In its outlook for October, November and December, NOAA’s Climate Prediction Center says Southeast has equal chances of above-, below- and near-normal temperatures and precipitation. Rick Thoman is a climatologist with the Alaska Center for Climate Assessment and Policy at the University of Alaska Fairbanks.

“Now, that doesn’t mean near-normal is likely, it means near-normal is as likely as significantly above or significantly below — basically, all the tools that we have to use to generate these seasonal-time-length forecasts, there’s no definitive signal in the climate models, in history, to move the odds for Southeast Alaska for the upcoming October through December season,” Thoman told Alaska’s Energy Desk Monday.

Despite the uncertainty for temperatures and precipitation, Thoman says areas south of Juneau could see more snow than usual. That’s because temperatures in parts of the Pacific Ocean are below normal — a condition known as La Niña.

“There is a tendency that for Southeast, especially southern Southeast, these La Niña winters often produce one or two significant cold outbreaks. And, you know, it really ups the chance of significant snow, especially south of Juneau — places like Ketchikan that often don’t get very much snow — but once in a while you get that cold air that stays in place, and you can get a big snow, as we saw just a few years ago,” Thoman said.

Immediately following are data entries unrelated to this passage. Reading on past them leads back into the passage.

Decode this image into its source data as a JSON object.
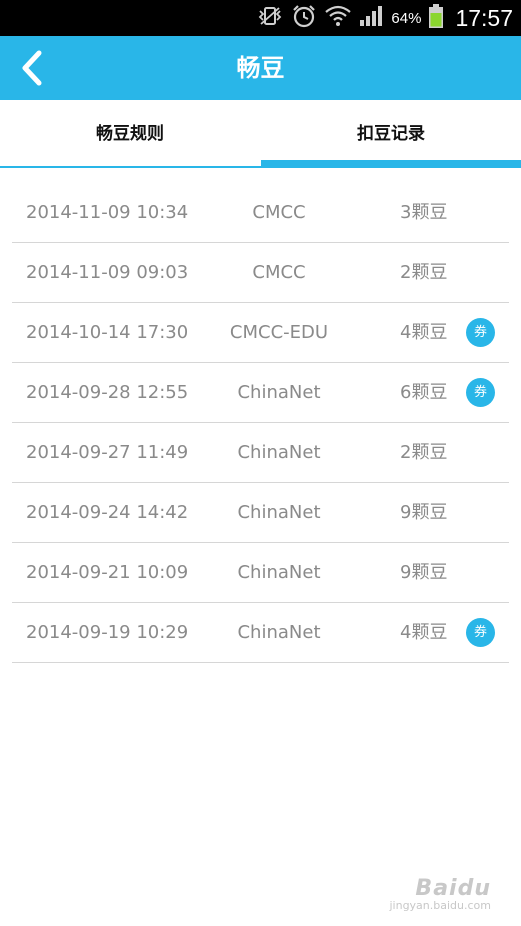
{
  "status_bar": {
    "battery_percent": "64%",
    "time": "17:57"
  },
  "header": {
    "title": "畅豆"
  },
  "tabs": [
    {
      "label": "畅豆规则",
      "selected": false
    },
    {
      "label": "扣豆记录",
      "selected": true
    }
  ],
  "records": [
    {
      "datetime": "2014-11-09 10:34",
      "network": "CMCC",
      "beans": "3颗豆",
      "coupon": ""
    },
    {
      "datetime": "2014-11-09 09:03",
      "network": "CMCC",
      "beans": "2颗豆",
      "coupon": ""
    },
    {
      "datetime": "2014-10-14 17:30",
      "network": "CMCC-EDU",
      "beans": "4颗豆",
      "coupon": "券"
    },
    {
      "datetime": "2014-09-28 12:55",
      "network": "ChinaNet",
      "beans": "6颗豆",
      "coupon": "券"
    },
    {
      "datetime": "2014-09-27 11:49",
      "network": "ChinaNet",
      "beans": "2颗豆",
      "coupon": ""
    },
    {
      "datetime": "2014-09-24 14:42",
      "network": "ChinaNet",
      "beans": "9颗豆",
      "coupon": ""
    },
    {
      "datetime": "2014-09-21 10:09",
      "network": "ChinaNet",
      "beans": "9颗豆",
      "coupon": ""
    },
    {
      "datetime": "2014-09-19 10:29",
      "network": "ChinaNet",
      "beans": "4颗豆",
      "coupon": "券"
    }
  ],
  "watermark": {
    "logo": "Baidu",
    "sub": "jingyan.baidu.com"
  },
  "colors": {
    "accent": "#29b6e8",
    "status_bar": "#000000",
    "row_text": "#8a8a8a",
    "divider": "#d6d6d6",
    "battery": "#8bd62f"
  },
  "icons": {
    "status": [
      "vibrate-icon",
      "alarm-icon",
      "wifi-icon",
      "signal-icon",
      "battery-icon"
    ],
    "back": "chevron-left-icon"
  }
}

NOAA’s climate forecasts draw on historical weather data and sophisticated computer models. Thoman says those models aren’t great at predicting precipitation.

“For Alaska, over the last four years, there has been just a tiny bit of skill. And by skill, I mean, a tiny bit better than a random guess,” Thoman said. “But temperatures are much better. And that’s not surprising — precipitation is much more localized.”

That is, rain and snow totals can vary widely from place to place, while temperatures are more uniform.

While Southeast’s fall outlook is largely unclear, NOAA predicts the North Slope and much of coastal Western Alaska will see a warmer and wetter autumn than usual.